Lassé de tous les métiers qu’il avait faits successivement, Walker émigra en Californie; il rédigea quelque temps le Herald à San-Francisco, mais bientôt il brisa sa plume de journaliste et se fit homme de loi à Marysville, où il gagna beaucoup d’argent, dit son panégyriste. Jusque-là, ni les journaux qu’il avait rédigés à la Nouvelle-Orléans et à San-Francisco, ni les malades qu’il avait tués ou guéris, ni les procès qu’il avait plaides, ne lui avaient fait grande réputation. On était loin de deviner dans ce praticien obscur le rival de Washington, le conquérant et le libérateur du Nicaragua. L’occasion s’offrit enfin de faire admirer au monde ce grand génie et ce grand caractère.

Les habitans de la province de Sonora (Basse-Californie) prirent les armes contre Santa-Anna, proclamèrent leur indépendance, fondèrent un gouvernement libéral et appelèrent les Californiens à leur secours.

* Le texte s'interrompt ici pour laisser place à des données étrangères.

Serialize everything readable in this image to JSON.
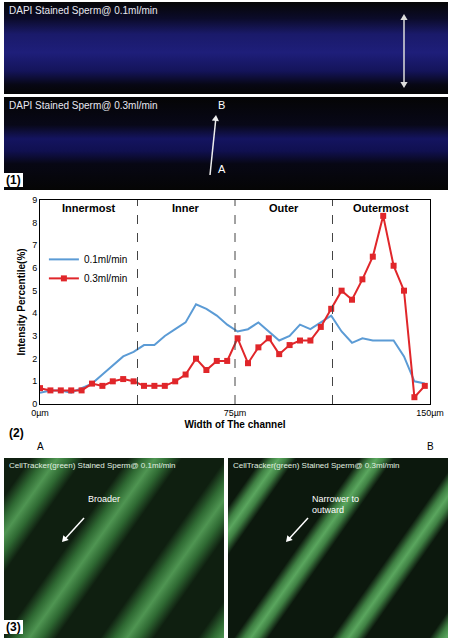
{
  "panels": {
    "panel1": {
      "label": "(1)",
      "images": [
        {
          "title": "DAPI Stained Sperm@ 0.1ml/min"
        },
        {
          "title": "DAPI Stained Sperm@ 0.3ml/min",
          "marks": [
            "B",
            "A"
          ]
        }
      ]
    },
    "panel3": {
      "label": "(3)",
      "images": [
        {
          "title": "CellTracker(green) Stained Sperm@ 0.1ml/min",
          "note": "Broader"
        },
        {
          "title": "CellTracker(green) Stained Sperm@ 0.3ml/min",
          "note": "Narrower to outward"
        }
      ]
    }
  },
  "chart_data": {
    "type": "line",
    "panel_label": "(2)",
    "xlabel": "Width of The channel",
    "ylabel": "Intensity Percentile(%)",
    "x": [
      0,
      4,
      8,
      12,
      16,
      20,
      24,
      28,
      32,
      36,
      40,
      44,
      48,
      52,
      56,
      60,
      64,
      68,
      72,
      76,
      80,
      84,
      88,
      92,
      96,
      100,
      104,
      108,
      112,
      116,
      120,
      124,
      128,
      132,
      136,
      140,
      144,
      148
    ],
    "series": [
      {
        "name": "0.1ml/min",
        "color": "#5b9bd5",
        "marker": "none",
        "line_style": "solid",
        "values": [
          0.5,
          0.6,
          0.6,
          0.5,
          0.7,
          0.9,
          1.3,
          1.7,
          2.1,
          2.3,
          2.6,
          2.6,
          3.0,
          3.3,
          3.6,
          4.4,
          4.2,
          3.9,
          3.5,
          3.2,
          3.3,
          3.6,
          3.2,
          2.8,
          3.0,
          3.5,
          3.3,
          3.6,
          3.9,
          3.2,
          2.7,
          2.9,
          2.8,
          2.8,
          2.8,
          2.1,
          1.0,
          0.9
        ]
      },
      {
        "name": "0.3ml/min",
        "color": "#e0262a",
        "marker": "square",
        "line_style": "solid",
        "values": [
          0.7,
          0.6,
          0.6,
          0.6,
          0.6,
          0.9,
          0.8,
          1.0,
          1.1,
          1.0,
          0.8,
          0.8,
          0.8,
          1.0,
          1.3,
          2.0,
          1.5,
          1.9,
          1.9,
          2.9,
          1.8,
          2.5,
          2.9,
          2.2,
          2.6,
          2.8,
          2.8,
          3.4,
          4.2,
          5.0,
          4.6,
          5.5,
          6.5,
          8.3,
          6.1,
          5.0,
          0.3,
          0.8
        ]
      }
    ],
    "xlim": [
      0,
      150
    ],
    "xticks": [
      {
        "value": 0,
        "label": "0µm"
      },
      {
        "value": 75,
        "label": "75µm"
      },
      {
        "value": 150,
        "label": "150µm"
      }
    ],
    "ylim": [
      0,
      9
    ],
    "yticks": [
      0,
      1,
      2,
      3,
      4,
      5,
      6,
      7,
      8,
      9
    ],
    "regions": [
      {
        "label": "Innermost",
        "from": 0,
        "to": 37.5
      },
      {
        "label": "Inner",
        "from": 37.5,
        "to": 75
      },
      {
        "label": "Outer",
        "from": 75,
        "to": 112.5
      },
      {
        "label": "Outermost",
        "from": 112.5,
        "to": 150
      }
    ],
    "end_labels": [
      {
        "text": "A",
        "x": 0
      },
      {
        "text": "B",
        "x": 150
      }
    ],
    "legend": "upper left",
    "grid": false
  }
}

Walker accourut des premiers avec quelques centaines d’Américains; mais, soit qu’un revirement subit d’opinion eût ramené les Sonoriens à Santa-Anna, soit qu’ils eussent plus de frayeur du dangereux allié qu’ils avaient appelé que de leur ennemi, Walker fut battu et retourna à San-Francisco. « Il fut honteusement trahi par les Mexicains, dit un de ses amis. Il est certain qu’il éprouva un échec, mais il déploya dans cette expédition une énergie indomptable, une persévérance de volonté, une patience à toute épreuve, qui prouvèrent qu’il possédait toutes les qualités d’un chef d’armée. » Ce début malheureux, qui aurait dû décourager Walker, fit au contraire sa réputation parmi les aventuriers qui d’Europe ou d’Amérique affluent à New-York, à San-Francisco et à la Nouvelle-Orléans. Il y parut bientôt.

Parmi tous les états dont la faiblesse et les trésors peuvent tenter la cupidité, le Nicaragua occupe le premier rang. L’avantage naturel de sa position entre les deux mers, la fertilité du sol, l’ignorance et la paresse de la population, d’ailleurs clairsemée (à peine 300,000 habitans sur un territoire de 5,000 lieues carrées), les guerres civiles pendant lesquelles il est si aisé de pocher en eau trouble et de rejeter sur l’esprit de parti les excès qu’on aurait horreur de commettre en temps de paix, tout devait amener peu à peu les Américains dans le Nicaragua. Le prétexte seul manquait à l’invasion. Un Nicaraguan fut assez aveugle ou assez ennemi de son pays pour le fournir.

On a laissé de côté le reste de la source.